Under Israeli legal precedent, a Cabinet minister, including a premier, must step down if he is indicted for a serious crime. When Olmert was charged in September 2009, he resigned.

“He had faced a maximum of five years and it now looks like he will serve about four months of community service.”


The verdicts on Tuesday cover three separate cases: illegally accepting funds from an American supporter, double-billing Jewish groups for trips abroad and giving jobs to unqualified political cronies.


The American supporter has testified to giving Olmert hundreds of thousands of dollars, some of it in envelopes stuffed with cash. Olmert has denied any wrongdoing.


The trial covered offenses allegedly committed before Olmert became prime minister, while he served as mayor of Jerusalem and later as a Cabinet minister. The charges were filed only after he became premier.


Olmert’s legal woes do not end with Tuesday’s verdict.

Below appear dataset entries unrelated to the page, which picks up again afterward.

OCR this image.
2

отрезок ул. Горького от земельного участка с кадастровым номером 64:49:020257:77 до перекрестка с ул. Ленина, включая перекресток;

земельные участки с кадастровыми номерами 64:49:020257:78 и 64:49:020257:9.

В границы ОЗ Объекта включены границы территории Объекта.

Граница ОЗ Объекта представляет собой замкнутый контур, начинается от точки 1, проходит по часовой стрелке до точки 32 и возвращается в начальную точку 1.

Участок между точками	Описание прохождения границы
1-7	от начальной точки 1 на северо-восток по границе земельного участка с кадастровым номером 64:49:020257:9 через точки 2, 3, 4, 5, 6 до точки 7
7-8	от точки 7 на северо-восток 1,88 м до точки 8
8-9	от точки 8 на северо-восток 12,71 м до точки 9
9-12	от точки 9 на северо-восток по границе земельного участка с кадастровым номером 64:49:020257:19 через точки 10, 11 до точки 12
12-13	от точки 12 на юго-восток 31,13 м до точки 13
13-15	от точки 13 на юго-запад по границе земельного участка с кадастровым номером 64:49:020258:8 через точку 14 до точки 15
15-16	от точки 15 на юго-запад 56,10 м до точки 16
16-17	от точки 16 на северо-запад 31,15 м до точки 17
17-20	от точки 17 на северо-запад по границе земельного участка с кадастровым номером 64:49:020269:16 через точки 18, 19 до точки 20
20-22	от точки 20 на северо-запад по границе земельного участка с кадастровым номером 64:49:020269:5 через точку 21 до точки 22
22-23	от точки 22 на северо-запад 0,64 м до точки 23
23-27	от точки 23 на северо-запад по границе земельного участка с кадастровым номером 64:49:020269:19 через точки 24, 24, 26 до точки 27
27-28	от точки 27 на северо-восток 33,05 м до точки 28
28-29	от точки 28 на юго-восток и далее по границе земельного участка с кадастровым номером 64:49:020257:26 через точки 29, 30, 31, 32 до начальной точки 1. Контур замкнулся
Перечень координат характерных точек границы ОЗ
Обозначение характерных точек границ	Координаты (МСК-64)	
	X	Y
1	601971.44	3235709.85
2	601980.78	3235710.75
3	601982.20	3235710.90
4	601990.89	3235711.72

He is still facing a separate trial in which he is accused of accepting hundreds of thousands of dollars in bribes to promote a contentious Jerusalem building project when he was the city’s mayor and later the Cabinet minister of industry and trade.

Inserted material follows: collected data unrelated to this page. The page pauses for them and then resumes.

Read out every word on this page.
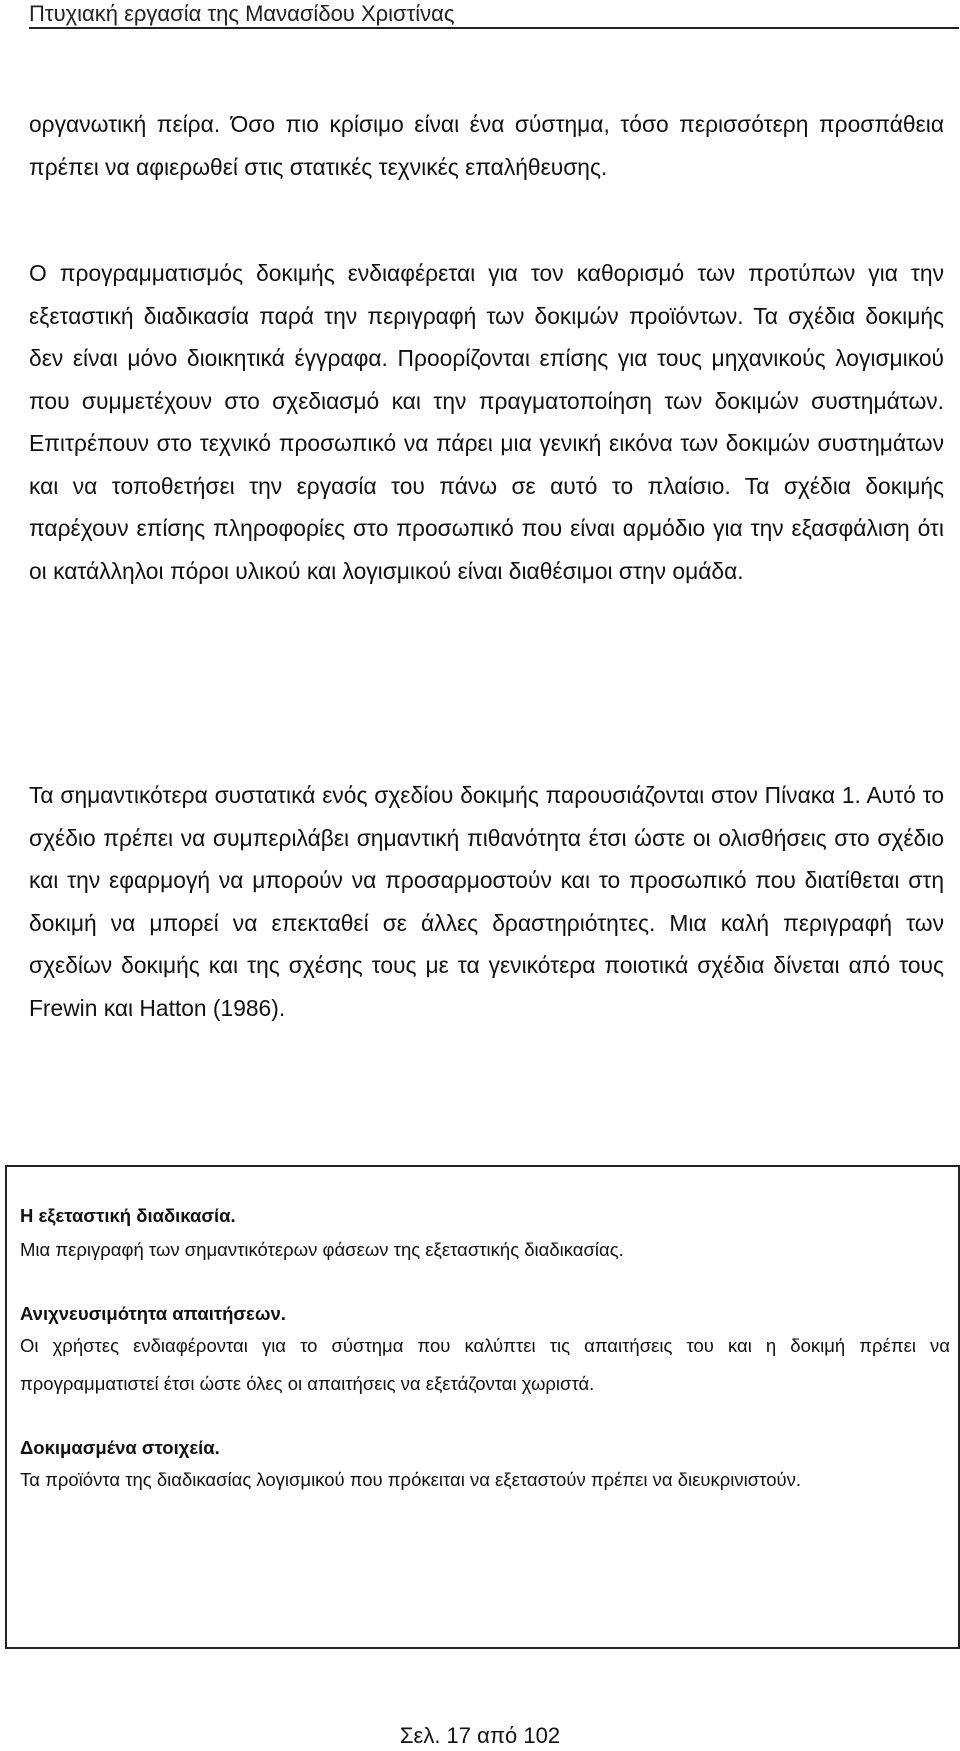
Πτυχιακή εργασία της Μανασίδου Χριστίνας
οργανωτική πείρα. Όσο πιο κρίσιμο είναι ένα σύστημα, τόσο περισσότερη προσπάθεια πρέπει να αφιερωθεί στις στατικές τεχνικές επαλήθευσης.
Ο προγραμματισμός δοκιμής ενδιαφέρεται για τον καθορισμό των προτύπων για την εξεταστική διαδικασία παρά την περιγραφή των δοκιμών προϊόντων. Τα σχέδια δοκιμής δεν είναι μόνο διοικητικά έγγραφα. Προορίζονται επίσης για τους μηχανικούς λογισμικού που συμμετέχουν στο σχεδιασμό και την πραγματοποίηση των δοκιμών συστημάτων. Επιτρέπουν στο τεχνικό προσωπικό να πάρει μια γενική εικόνα των δοκιμών συστημάτων και να τοποθετήσει την εργασία του πάνω σε αυτό το πλαίσιο. Τα σχέδια δοκιμής παρέχουν επίσης πληροφορίες στο προσωπικό που είναι αρμόδιο για την εξασφάλιση ότι οι κατάλληλοι πόροι υλικού και λογισμικού είναι διαθέσιμοι στην ομάδα.
Τα σημαντικότερα συστατικά ενός σχεδίου δοκιμής παρουσιάζονται στον Πίνακα 1. Αυτό το σχέδιο πρέπει να συμπεριλάβει σημαντική πιθανότητα έτσι ώστε οι ολισθήσεις στο σχέδιο και την εφαρμογή να μπορούν να προσαρμοστούν και το προσωπικό που διατίθεται στη δοκιμή να μπορεί να επεκταθεί σε άλλες δραστηριότητες. Μια καλή περιγραφή των σχεδίων δοκιμής και της σχέσης τους με τα γενικότερα ποιοτικά σχέδια δίνεται από τους Frewin και Hatton (1986).

Η εξεταστική διαδικασία.

Μια περιγραφή των σημαντικότερων φάσεων της εξεταστικής διαδικασίας.

Ανιχνευσιμότητα απαιτήσεων.

Οι χρήστες ενδιαφέρονται για το σύστημα που καλύπτει τις απαιτήσεις του και η δοκιμή πρέπει να προγραμματιστεί έτσι ώστε όλες οι απαιτήσεις να εξετάζονται χωριστά.

Δοκιμασμένα στοιχεία.

Τα προϊόντα της διαδικασίας λογισμικού που πρόκειται να εξεταστούν πρέπει να διευκρινιστούν.

Σελ. 17 από 102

The flurry of allegations hurt Olmert’s chances of reaching a peace deal with the Palestinians. Olmert claimed to be close to an accord just as he was driven from the premiership.


Since leaving office, Olmert has said he offered the Palestinians a peace deal under which Israel would have ceded about 93.5 per cent of the occupied West Bank, along with Israeli territory to make up for the 6.5 per cent of the West Bank land that Israel would retain.

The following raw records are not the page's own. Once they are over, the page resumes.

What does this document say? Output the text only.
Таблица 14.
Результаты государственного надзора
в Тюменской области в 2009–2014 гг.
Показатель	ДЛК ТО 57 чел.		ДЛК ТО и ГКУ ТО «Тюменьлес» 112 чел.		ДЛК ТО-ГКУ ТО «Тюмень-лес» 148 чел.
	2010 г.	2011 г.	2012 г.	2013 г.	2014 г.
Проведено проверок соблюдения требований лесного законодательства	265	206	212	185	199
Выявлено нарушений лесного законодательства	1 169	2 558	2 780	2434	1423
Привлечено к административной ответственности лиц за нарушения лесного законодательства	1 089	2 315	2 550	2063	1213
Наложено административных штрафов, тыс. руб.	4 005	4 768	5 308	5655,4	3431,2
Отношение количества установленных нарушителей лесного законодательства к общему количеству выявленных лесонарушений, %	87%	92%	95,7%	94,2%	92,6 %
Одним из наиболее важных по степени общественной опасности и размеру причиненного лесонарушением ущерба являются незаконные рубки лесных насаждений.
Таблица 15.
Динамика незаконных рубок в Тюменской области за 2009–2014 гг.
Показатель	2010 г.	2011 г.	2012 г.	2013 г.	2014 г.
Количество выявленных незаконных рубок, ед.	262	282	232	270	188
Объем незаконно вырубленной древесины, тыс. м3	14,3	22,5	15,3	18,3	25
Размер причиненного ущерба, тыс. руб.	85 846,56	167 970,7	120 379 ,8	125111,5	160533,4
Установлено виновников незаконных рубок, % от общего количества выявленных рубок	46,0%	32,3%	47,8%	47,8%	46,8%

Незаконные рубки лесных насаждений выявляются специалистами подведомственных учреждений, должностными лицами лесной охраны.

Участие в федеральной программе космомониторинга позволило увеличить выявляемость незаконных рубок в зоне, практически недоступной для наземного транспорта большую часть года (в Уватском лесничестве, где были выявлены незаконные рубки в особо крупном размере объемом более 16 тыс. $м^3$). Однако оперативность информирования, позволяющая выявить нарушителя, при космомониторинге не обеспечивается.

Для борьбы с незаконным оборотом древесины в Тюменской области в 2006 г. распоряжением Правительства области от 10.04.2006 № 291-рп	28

He also proposed international administration of east Jerusalem’s most sensitive holy sites.


At the time, the Palestinians’ chief negotiator said they turned down the offer because they were not willing to compromise over full control of east Jerusalem. Negotiations have been largely frozen since Olmert left office.


There were other instances of corruption in Olmert’s Cabinet. His former finance minister was sentenced to five years for embezzlement, and another member of his Cabinet was sentenced to four years for taking bribes.


Neither case occurred while the two were in the Cabinet.


Last year, former Israeli president Moshe Katsav was sentenced to seven years in prison after being convicted of rape and other sex crimes. He served as president from 2000 to 2007.


Olmert faced corruption accusations throughout his long political career but has never been convicted.


The 66-year-old Olmert has largely stayed out of the public eye since stepping down.


A veteran politician known less as a statesman than as a backroom dealmaker, Olmert was catapulted unexpectedly into the country’s top job when a stroke incapacitated his predecessor, Ariel Sharon.


Besides the inconclusive peace efforts with the Palestinians, his term was marked by a war with Lebanon’s Hezbollah in 2006 and a bruising offensive in Gaza in early 2009.

 


Olmert was mayor of Jerusalem from 1993 to 2003, then became trade and industry minister in the Israeli cabinet. He took over as prime minister in 2006 after Ariel Sharon suffered a stroke.